0992: Interim Results from the Phase 2 MISSION Study Evaluating Zetomipzomib (KZR-616), a First-in-Class Selective Immunoproteasome Inhibitor for the Treatment of Lupus Nephritis

Amit Saxena¹, Samir Parikh², Richard Furie³, Richard Leff⁴, Steven Hua⁴, Li Long⁵ and Noreen Henig⁴, ¹NYU School of Medicine, New York, NY, ²The Ohio State University, Columbus, OH, ³Northwell Health, Great Neck, NY, ⁴Kezar Life Sciences, South San Francisco, CA, ⁵Kezar Life Sciences, Inc., South San Francisco, CA

Background/Purpose: Zetomipzomib is a first-in-class selective inhibitor of the immunoproteasome that is active in multiple autoimmune disease models, including murine models of SLE and LN. The MISSION study (NCT03393013) is a Phase 1b/2, open-label study to evaluate safety, tolerability, and preliminary efficacy of zetomipzomib in patients with SLE with ± LN. In the previously reported Phase 1b portion, zetomipzomib demonstrated a favorable safety and tolerability profile in patients with active SLE ± LN and resulted in improvement across multiple exploratory disease activity measures as well as biomarkers. Phase 2 fully enrolled in Nov 2021, and interim results from this signal-seeking study are reported here.

Methods: The MISSION Phase 2 study evaluated zetomipzomib 60 mg subcutaneously once weekly for 24 weeks (1^st dose: 30 mg) in patients with active LN (Class III or IV ± Class V) with urine protein to creatinine ratio (UPCR) ≥1 despite stable background therapy with corticosteroids and at least one immunosuppressive. The primary endpoint was the number of patients with a 50% reduction in UPCR from baseline after 24 weeks of treatment. Safety, tolerability, UPCR, renal response parameters (e.g., complete renal response [CRR] and partial renal response [PRR])*, renal function, SLE disease activity and biomarkers were measured, and an interim analysis was performed. *CRR was defined as UPCR ≤0.5, eGFR ≥60 mL/min/1.73m² or no worsening of eGFR from baseline of ≥25%, prednisone (or equivalent) ≤10 mg and no use of prohibited medication. PRR was defined as 50% reduction in UPCR and/or UPCR < 1 (if baseline UPCR < 3) and/or UPCR< 3 (if baseline UPCR ≥3), eGFR ≥60 mL/min/1.73m² or no worsening of eGFR from baseline of ≥25% and no use of prohibited medication. CRR and PRR were calculated using absolute UPCR values.

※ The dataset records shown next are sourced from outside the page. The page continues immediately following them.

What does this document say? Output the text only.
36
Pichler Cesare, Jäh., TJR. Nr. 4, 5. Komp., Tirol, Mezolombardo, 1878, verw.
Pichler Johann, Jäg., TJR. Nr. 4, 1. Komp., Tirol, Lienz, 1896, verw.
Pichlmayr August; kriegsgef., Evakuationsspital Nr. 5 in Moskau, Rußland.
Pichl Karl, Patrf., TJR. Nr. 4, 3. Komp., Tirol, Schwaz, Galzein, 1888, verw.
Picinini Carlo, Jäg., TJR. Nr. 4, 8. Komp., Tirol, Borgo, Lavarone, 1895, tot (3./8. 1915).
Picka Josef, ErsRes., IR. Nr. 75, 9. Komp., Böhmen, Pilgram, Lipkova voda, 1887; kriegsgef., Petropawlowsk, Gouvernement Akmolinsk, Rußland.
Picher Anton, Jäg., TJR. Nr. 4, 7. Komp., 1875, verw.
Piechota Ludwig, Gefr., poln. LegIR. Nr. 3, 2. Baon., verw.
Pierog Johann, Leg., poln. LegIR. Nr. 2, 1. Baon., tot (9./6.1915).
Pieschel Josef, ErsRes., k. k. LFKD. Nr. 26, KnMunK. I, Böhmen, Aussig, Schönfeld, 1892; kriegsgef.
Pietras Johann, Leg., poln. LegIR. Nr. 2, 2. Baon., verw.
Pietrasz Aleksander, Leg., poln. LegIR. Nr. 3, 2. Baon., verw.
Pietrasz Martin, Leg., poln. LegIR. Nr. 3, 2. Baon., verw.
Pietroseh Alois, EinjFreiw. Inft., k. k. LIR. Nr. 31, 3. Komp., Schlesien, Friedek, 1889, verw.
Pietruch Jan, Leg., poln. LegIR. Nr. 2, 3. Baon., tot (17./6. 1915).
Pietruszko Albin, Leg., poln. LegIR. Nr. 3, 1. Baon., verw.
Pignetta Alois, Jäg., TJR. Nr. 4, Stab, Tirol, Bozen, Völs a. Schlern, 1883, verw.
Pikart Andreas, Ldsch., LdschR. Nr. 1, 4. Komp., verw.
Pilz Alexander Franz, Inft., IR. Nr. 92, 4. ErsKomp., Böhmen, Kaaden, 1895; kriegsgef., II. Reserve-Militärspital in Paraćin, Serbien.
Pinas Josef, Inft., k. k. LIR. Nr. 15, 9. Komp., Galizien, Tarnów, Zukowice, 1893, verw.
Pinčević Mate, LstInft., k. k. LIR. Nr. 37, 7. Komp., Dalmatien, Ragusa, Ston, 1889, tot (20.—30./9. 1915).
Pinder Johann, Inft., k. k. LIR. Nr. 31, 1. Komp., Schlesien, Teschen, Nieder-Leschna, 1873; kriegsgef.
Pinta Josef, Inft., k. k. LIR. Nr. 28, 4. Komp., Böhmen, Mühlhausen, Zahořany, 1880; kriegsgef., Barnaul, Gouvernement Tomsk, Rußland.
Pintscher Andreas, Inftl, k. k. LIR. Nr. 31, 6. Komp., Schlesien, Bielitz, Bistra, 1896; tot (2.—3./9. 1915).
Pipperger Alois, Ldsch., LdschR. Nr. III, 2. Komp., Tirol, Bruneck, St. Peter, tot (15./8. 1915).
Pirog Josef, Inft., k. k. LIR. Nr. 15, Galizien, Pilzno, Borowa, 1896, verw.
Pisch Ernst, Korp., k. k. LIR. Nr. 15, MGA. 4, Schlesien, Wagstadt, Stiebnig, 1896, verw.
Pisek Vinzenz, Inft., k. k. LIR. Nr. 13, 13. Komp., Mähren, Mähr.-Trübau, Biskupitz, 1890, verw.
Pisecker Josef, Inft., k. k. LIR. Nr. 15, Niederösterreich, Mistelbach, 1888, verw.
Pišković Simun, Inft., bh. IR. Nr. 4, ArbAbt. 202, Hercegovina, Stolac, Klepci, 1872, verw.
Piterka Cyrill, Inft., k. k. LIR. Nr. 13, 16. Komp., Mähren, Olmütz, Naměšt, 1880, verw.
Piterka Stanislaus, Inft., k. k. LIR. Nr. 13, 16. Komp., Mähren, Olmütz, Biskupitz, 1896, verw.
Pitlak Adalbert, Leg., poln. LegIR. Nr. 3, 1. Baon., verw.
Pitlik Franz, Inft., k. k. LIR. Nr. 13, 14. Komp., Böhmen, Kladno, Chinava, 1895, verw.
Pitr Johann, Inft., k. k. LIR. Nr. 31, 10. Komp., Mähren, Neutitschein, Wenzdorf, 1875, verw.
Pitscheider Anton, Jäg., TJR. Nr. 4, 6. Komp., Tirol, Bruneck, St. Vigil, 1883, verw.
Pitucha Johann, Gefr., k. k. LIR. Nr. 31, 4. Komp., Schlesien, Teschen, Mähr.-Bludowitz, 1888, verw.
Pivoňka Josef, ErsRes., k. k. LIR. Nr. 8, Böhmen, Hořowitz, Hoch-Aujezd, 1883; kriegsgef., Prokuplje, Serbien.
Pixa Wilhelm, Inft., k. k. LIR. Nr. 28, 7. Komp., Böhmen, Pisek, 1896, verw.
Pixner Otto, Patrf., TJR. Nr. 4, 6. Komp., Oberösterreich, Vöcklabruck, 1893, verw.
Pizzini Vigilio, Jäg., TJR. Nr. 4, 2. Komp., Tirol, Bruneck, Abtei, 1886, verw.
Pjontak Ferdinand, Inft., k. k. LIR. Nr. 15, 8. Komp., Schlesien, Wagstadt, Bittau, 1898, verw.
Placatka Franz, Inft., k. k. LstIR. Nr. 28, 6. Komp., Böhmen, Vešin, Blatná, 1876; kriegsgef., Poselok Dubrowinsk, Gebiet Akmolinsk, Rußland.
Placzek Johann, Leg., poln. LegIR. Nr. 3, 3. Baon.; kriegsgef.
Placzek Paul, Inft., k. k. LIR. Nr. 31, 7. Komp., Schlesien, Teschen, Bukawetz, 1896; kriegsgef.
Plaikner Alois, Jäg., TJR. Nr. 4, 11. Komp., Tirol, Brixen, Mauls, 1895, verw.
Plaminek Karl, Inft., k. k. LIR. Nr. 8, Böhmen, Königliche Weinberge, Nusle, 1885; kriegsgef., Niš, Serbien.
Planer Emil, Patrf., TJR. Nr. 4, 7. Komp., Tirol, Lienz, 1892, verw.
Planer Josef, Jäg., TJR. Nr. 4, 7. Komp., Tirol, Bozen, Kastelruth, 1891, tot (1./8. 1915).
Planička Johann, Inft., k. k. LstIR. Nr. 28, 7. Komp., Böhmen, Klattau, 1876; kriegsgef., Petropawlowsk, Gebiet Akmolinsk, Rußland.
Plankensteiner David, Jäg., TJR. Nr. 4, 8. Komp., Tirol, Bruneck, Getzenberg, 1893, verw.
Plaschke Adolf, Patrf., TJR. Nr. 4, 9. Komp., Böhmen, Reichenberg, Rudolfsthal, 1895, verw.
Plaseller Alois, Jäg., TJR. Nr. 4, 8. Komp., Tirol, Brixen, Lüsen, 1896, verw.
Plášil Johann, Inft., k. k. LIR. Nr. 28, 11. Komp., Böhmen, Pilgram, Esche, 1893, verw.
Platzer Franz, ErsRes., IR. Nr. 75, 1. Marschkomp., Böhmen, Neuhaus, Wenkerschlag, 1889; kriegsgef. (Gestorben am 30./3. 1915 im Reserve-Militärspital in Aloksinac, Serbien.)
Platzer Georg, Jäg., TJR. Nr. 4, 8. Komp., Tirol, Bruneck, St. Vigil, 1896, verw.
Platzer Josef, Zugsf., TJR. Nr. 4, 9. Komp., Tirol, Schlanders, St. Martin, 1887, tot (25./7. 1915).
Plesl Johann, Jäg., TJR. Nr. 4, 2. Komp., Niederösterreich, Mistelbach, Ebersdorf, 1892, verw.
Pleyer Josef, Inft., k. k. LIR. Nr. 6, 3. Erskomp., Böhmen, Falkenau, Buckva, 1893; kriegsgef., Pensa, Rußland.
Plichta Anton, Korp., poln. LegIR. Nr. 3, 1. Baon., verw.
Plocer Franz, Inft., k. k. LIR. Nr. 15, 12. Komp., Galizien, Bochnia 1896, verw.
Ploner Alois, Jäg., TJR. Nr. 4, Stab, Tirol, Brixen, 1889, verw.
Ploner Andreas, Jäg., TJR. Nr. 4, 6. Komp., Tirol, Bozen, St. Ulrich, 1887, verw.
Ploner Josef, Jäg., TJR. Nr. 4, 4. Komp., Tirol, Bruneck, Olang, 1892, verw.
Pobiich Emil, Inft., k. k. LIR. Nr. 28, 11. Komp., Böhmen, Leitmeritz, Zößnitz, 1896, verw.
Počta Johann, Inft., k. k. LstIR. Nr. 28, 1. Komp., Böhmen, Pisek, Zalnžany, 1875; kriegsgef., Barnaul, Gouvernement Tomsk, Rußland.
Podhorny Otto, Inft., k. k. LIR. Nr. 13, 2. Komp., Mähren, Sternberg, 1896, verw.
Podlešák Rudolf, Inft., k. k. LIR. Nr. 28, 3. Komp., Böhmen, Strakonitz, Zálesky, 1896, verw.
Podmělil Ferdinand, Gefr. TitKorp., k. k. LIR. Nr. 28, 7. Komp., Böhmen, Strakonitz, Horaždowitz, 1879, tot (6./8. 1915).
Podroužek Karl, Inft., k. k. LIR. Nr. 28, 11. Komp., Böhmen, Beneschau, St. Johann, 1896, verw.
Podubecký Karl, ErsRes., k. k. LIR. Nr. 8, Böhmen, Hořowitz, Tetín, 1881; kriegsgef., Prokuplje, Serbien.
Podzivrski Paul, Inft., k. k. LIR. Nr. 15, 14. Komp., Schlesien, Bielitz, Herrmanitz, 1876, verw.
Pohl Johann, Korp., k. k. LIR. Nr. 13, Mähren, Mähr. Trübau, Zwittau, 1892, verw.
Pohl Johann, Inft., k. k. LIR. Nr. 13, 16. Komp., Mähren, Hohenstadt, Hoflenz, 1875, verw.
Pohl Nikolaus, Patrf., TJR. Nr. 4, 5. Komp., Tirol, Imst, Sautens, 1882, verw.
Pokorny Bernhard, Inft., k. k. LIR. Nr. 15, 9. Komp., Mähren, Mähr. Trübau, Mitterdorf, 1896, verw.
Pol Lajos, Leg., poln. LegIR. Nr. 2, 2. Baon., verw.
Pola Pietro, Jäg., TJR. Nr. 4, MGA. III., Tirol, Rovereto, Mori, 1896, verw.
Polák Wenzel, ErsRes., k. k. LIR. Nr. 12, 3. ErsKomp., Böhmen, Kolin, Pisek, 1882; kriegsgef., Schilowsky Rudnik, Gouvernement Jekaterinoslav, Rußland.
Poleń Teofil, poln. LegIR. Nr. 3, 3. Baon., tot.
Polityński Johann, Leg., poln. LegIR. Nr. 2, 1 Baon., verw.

Results: As of October 1, 2021, 10 patients had reached study week (W) 13; 80% were female with mean age 39.4 years, median LN duration 7.6 years, mean 24-hour UPCR 2.2 and mean eGFR 78.5 mL/min/1.73m² at baseline. All 10 patients were on prednisone (or equivalent), 8 patients were also taking mycophenolate mofetil or mycophenolic acid, and 5 patients were also taking hydroxychloroquine. Five patients had reached the end of treatment visit (W25). Following 24 weeks of zetomipzomib therapy, 3 of 5 patients achieved a ≥50% reduction in UPCR; 4 of the 5 patients had renal responses (2 CRR and 2 PRR). Zetomipzomib administration improved UPCR and anti-dsDNA as early as W13 and was associated with a favorable safety and tolerability profile. The most common adverse event (AE) was injection site reaction. Most reported AEs were mild to moderate (≤Grade 2). Two Serious AEs were reported in 2 patients (1 related and 1 unrelated to treatment). There were no study discontinuations due to drug-related AEs. No opportunistic infections were reported.

Conclusion: An interim analysis of MISSION Phase 2 demonstrated that zetomipzomib added to stable background medications led to an overall renal response in 4 of the first 5 patients to complete treatment. Zetomipzomib maintained a favorable safety and tolerability profile over the six-month treatment period. The MISSION Phase 2 is fully enrolled, and an updated analysis of the completed study will be shared.

Disclosures: A. Saxena, Eli Lilly, AstraZeneca, GlaxoSmithKlein(GSK), Kezar Life Sciences, Bristol-Myers Squibb(BMS); S. Parikh, Bristol-Myers Squibb(BMS), GlaxoSmithKlein(GSK), Aurinia, Aurinia, Alexion, Kezar life sciences, NIH-NIDDK, EMD-Serono; R. Furie, AstraZeneca, Biogen; R. Leff, Kezar Life Sciences; S. Hua, Kezar Life Sciences; L. Long, Kezar Life Sciences, Inc.; N. Henig, Kezar Life Sciences.